Pinsent Masons warns of rising AI-driven cyber threats

The report underscores the challenges posed by the evolving cyber criminal landscape, emphasising the difficulty in attributing incidents to specific groups. Despite concerns, the report acknowledges the potential benefits of emerging technologies like AI in detecting and mitigating cyber threats. With tightening regulations on the horizon, businesses are urged to make cybersecurity a top priority in 2024 to safeguard against financial losses, reputational damage, and legal repercussions.

In the rapidly evolving realm of cybersecurity, Pinsent Masons has sounded a clarion call to businesses in Northern Ireland, urging them to reinforce their cyber defences in the face of escalating threats fuelled by Artificial Intelligence (AI) and the fragmentation of 'threat actor groups.' This call to action came during the fifth annual Cyber Report presentation in Belfast as part of CyberNI Week, where representatives from various sectors, including energy, finance, transport, and housing, gathered to assess the cybersecurity landscape.

Titled 'Cybersecurity Landscape, Risks and Challenges,' the comprehensive report delves into the sophisticated cyber threats encountered by Pinsent Masons' UK cyber team over the past year and sheds light on potential scams looming in the coming months. The breakfast briefing, held at the Soloist building offices in Lanyon Place, was chaired by Laura Gillespie, a partner at Pinsent Masons leading the cyber team in Northern Ireland.

One of the central findings of the report is the notable increase in ransomware attacks, constituting 58% of all incidents handled by the cyber team. This surge in ransomware incidents, affecting entities ranging from Small and Medium Enterprises (SMEs) to multinational corporations, has compelled businesses to intensify their efforts in developing robust cyber readiness programs.

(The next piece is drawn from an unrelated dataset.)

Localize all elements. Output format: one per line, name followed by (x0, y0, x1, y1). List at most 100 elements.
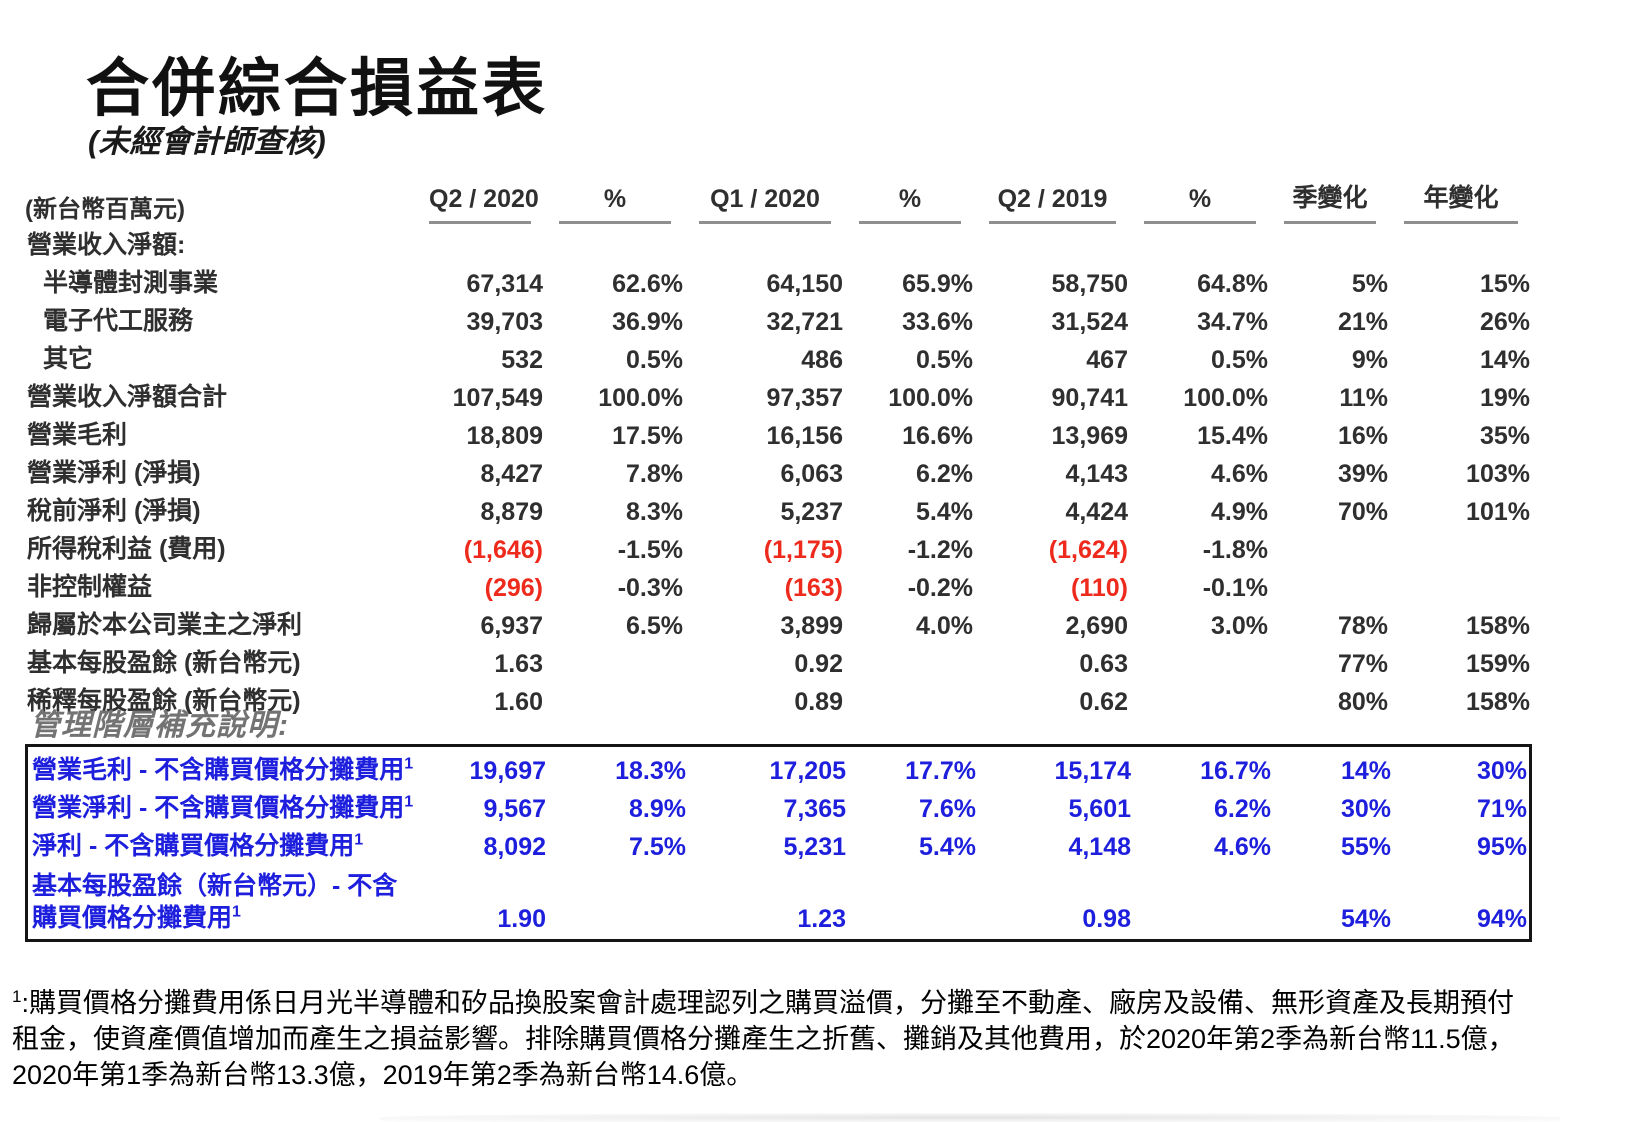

Financial institutions emerged as the primary targets, accounting for 40% of breaches. The attractiveness of financial sectors to cybercriminals lies in the wealth of monetisable data they hold. Disturbingly, in 43% of confirmed cases, criminals successfully extracted sensitive data, which could be sold on the 'dark web' or used for identity and financial fraud.

The report also draws attention to the fragmentation of threat actor groups, some operating on a franchise model. This organisational shift complicates the attribution of incidents, posing challenges for threat intelligence reliance.

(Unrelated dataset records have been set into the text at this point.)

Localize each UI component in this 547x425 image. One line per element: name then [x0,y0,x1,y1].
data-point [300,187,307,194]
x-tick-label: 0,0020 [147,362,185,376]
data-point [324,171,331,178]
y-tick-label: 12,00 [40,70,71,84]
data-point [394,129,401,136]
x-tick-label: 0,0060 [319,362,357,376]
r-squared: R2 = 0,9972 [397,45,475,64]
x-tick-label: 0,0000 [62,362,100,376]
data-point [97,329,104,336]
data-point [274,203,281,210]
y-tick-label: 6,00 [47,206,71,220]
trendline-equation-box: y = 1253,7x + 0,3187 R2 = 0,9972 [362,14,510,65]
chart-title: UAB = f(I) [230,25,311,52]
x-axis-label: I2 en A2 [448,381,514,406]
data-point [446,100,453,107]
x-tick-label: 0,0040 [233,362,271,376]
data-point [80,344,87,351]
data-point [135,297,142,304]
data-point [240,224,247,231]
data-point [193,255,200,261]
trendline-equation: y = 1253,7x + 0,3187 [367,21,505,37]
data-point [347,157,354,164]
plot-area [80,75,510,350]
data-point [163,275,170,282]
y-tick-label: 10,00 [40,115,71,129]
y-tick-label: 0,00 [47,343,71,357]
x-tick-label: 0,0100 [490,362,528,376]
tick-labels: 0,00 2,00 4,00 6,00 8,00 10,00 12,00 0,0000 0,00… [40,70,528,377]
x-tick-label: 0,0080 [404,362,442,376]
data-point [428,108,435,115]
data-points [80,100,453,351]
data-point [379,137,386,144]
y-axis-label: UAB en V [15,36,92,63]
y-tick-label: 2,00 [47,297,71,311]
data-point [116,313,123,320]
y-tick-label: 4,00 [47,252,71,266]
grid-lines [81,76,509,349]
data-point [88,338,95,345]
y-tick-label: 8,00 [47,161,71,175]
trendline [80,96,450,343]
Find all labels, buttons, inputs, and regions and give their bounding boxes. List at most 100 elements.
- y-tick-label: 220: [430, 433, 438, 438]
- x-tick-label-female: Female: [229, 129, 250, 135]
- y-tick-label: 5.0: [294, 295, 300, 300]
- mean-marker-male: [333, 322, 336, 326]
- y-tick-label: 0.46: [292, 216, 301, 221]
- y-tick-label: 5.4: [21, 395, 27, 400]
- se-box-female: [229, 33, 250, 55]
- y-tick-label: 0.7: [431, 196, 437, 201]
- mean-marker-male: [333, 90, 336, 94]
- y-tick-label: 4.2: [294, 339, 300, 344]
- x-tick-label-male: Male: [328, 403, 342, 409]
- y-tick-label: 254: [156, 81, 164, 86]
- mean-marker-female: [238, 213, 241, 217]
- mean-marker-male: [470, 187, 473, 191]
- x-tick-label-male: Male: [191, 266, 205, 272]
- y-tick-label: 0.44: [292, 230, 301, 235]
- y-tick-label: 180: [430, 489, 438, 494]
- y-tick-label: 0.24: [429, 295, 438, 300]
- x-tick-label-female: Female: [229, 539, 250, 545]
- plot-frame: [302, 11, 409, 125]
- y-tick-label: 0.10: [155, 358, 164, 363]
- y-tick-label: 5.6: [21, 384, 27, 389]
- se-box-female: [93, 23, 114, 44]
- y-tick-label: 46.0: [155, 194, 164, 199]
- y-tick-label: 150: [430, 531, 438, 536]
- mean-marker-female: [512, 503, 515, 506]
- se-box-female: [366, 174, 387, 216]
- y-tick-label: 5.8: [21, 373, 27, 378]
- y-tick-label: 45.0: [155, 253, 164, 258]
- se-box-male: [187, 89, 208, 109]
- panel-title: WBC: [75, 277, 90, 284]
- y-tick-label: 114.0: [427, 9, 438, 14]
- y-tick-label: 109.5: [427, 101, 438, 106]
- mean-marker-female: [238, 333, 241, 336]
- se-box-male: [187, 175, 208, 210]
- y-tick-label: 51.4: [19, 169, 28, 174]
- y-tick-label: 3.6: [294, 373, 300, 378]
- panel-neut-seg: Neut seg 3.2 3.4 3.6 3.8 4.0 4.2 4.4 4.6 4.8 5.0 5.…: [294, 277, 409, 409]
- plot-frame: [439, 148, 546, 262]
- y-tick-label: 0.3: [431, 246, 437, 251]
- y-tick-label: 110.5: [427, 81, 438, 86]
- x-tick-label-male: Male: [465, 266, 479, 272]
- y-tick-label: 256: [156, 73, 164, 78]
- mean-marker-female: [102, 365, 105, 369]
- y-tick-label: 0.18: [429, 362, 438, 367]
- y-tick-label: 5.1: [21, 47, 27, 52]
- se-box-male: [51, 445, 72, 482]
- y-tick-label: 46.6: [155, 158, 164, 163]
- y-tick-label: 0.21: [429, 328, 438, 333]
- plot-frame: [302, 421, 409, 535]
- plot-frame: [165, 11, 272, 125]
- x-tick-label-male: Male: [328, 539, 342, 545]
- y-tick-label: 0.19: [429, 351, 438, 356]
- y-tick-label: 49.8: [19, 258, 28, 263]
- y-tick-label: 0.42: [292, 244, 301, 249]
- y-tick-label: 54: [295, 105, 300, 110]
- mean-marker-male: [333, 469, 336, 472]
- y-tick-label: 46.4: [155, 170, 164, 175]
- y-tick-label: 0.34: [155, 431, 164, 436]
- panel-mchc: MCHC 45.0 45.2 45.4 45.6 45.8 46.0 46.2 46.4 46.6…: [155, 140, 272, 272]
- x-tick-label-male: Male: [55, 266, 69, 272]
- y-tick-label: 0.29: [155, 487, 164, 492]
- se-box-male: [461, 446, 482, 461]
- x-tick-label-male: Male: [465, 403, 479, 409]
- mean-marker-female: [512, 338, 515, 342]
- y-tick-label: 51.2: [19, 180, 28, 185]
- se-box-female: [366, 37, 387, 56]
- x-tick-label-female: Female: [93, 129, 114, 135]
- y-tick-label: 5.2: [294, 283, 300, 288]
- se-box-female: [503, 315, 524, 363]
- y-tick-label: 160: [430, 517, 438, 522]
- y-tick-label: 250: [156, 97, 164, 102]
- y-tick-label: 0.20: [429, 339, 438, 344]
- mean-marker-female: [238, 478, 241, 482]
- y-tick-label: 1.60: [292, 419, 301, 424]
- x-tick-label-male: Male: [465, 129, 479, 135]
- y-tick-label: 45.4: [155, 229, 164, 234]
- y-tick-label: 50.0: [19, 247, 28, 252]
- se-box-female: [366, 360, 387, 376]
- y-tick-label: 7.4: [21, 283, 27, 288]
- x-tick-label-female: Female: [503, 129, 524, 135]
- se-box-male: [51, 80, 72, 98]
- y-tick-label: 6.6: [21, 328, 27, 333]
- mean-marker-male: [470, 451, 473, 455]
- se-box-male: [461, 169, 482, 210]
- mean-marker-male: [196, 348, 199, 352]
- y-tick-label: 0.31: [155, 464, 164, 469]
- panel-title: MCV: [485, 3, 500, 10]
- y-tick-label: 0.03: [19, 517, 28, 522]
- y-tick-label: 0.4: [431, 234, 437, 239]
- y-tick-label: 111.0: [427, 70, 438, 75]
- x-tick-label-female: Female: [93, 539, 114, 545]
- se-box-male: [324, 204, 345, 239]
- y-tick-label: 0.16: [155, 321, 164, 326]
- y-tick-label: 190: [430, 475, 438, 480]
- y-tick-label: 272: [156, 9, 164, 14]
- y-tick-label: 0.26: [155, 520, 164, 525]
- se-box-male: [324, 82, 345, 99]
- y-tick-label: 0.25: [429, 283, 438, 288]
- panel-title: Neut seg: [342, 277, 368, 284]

In an era marked by technological advancements, the report recognises the dual nature of Artificial Intelligence. While it presents new challenges, AI also offers benefits such as the detection of cyber-attack techniques and the identification of emails with rogue traits.

On the regulatory front, the impending EU Network and Information Systems Directive, slated to become national law by October, aims to establish a common, high level of cybersecurity. However, uncertainties persist in the UK, with slow progress on proposed changes to the NIS Regulations and no references in the King's Speech last year.

Laura Gillespie emphasised, "Organisations need to make cybersecurity their number one priority in 2024," given the relentless pursuit of new methods by cybercriminals. Regardless of a business's size, cyber attacks do not discriminate, and the fallout can result in lost revenue, reputational damage, fines, and follow-on litigation. The report serves as a stark reminder for businesses to fortify their defences and stay vigilant in the ever-evolving cybersecurity landscape.